Aanbeveling de Nationale ombudsman 7/8
De Nationale ombudsman geeft de politiechef in overweging de mutatie/formutra aan te passen en alsnog een proces-verbaal op te maken indien verzoekster het letsel nader heeft onderbouwd en er sprake blijkt te zijn van letsel waaruit tijdelijke ziekte of verhindering van de dagelijkse bezigheden is ontstaan. De Nationale ombudsman,
mr.

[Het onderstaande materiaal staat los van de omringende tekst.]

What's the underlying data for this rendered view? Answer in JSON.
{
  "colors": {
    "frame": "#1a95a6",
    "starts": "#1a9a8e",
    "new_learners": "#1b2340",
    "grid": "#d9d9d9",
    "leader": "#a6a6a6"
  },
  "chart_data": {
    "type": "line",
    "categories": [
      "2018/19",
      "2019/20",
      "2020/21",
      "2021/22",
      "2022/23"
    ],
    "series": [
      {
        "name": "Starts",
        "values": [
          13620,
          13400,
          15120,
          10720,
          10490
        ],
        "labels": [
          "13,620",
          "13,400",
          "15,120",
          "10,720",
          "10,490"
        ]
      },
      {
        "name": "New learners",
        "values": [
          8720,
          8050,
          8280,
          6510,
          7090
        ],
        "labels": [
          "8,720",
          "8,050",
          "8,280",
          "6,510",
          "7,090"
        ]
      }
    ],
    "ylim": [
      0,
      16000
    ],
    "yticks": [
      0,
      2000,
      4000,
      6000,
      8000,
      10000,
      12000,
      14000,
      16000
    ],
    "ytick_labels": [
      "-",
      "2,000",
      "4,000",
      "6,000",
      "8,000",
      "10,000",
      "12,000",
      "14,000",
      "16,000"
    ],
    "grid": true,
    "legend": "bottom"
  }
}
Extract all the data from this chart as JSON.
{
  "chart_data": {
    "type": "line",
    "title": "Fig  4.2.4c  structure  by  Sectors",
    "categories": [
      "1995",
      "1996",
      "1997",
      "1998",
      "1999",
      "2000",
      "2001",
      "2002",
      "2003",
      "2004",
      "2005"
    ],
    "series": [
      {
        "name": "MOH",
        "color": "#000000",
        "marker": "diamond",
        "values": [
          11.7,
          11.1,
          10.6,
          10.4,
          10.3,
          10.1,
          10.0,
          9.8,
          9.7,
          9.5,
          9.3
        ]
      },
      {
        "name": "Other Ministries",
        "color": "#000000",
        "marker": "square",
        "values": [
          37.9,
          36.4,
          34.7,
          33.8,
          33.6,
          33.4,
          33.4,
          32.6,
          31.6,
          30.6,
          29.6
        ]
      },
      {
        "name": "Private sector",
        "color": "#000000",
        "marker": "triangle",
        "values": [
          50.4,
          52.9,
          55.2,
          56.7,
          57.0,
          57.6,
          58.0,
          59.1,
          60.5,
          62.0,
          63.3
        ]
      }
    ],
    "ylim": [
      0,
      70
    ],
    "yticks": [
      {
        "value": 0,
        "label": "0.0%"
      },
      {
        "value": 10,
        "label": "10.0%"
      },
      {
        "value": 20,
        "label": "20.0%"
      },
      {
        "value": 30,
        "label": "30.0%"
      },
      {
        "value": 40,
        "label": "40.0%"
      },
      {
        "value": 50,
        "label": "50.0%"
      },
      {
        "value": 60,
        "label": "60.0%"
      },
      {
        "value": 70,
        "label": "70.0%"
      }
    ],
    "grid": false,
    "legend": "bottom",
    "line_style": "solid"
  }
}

F.J.W.M. van Dooren, waarnemend ombudsman
Achtergrond Aanwijzing verkeersongevallen "3.3.1. Ernstige overtreding van de verkeerswetgeving Wanneer bij een verkeersongeval uit het oogpunt van verkeersveiligheid sprake is van een ernstige overtreding van de verkeerswetgeving, waarbij de verdachte een voorzienbaar gevaar heeft doen ontstaan, wordt altijd proces-verbaal opgemaakt. 3.3.2. Lichamelijk letsel/dood Wanneer het verkeersongeval de dood, zwaar lichamelijk letsel of zodanig lichamelijk letsel dat daaruit tijdelijke ziekte of verhindering in de uitoefening van de normale bezigheden ontstaat, tot gevolg heeft, wordt proces-verbaal ter zake overtreding van artikel 6 WVW 1994 opgemaakt. (…) Toelichting In het algemeen betekent het bovenstaande dat proces-verbaal moet worden opgemaakt, indien één der betrokkenen van de plaats van het ongeval naar het ziekenhuis wordt vervoerd, tenzij later bij het onderzoek blijkt dat er slechts sprake is van licht letsel en behandeling in het ziekenhuis niet nodig was. In zo’n geval kan van het opmaken van proces-verbaal alsnog worden afgezien. De behandelend politieambtenaar dient daarover informatie in te winnen bij het slachtoffer of bij de behandelend arts. In het geval dat een verkeersslachtoffer niet meteen naar het ziekenhuis wordt vervoerd, maar korte tijd later toch in het ziekenhuis moet worden opgenomen ter behandeling van letsel ten gevolge van het ongeval, dient, als dit bekend wordt, alsnog proces-verbaal te worden opgemaakt. Hierbij kan worden gedacht aan een later herkende botbreuk of aan inwendig letsel dat zich pas later openbaart.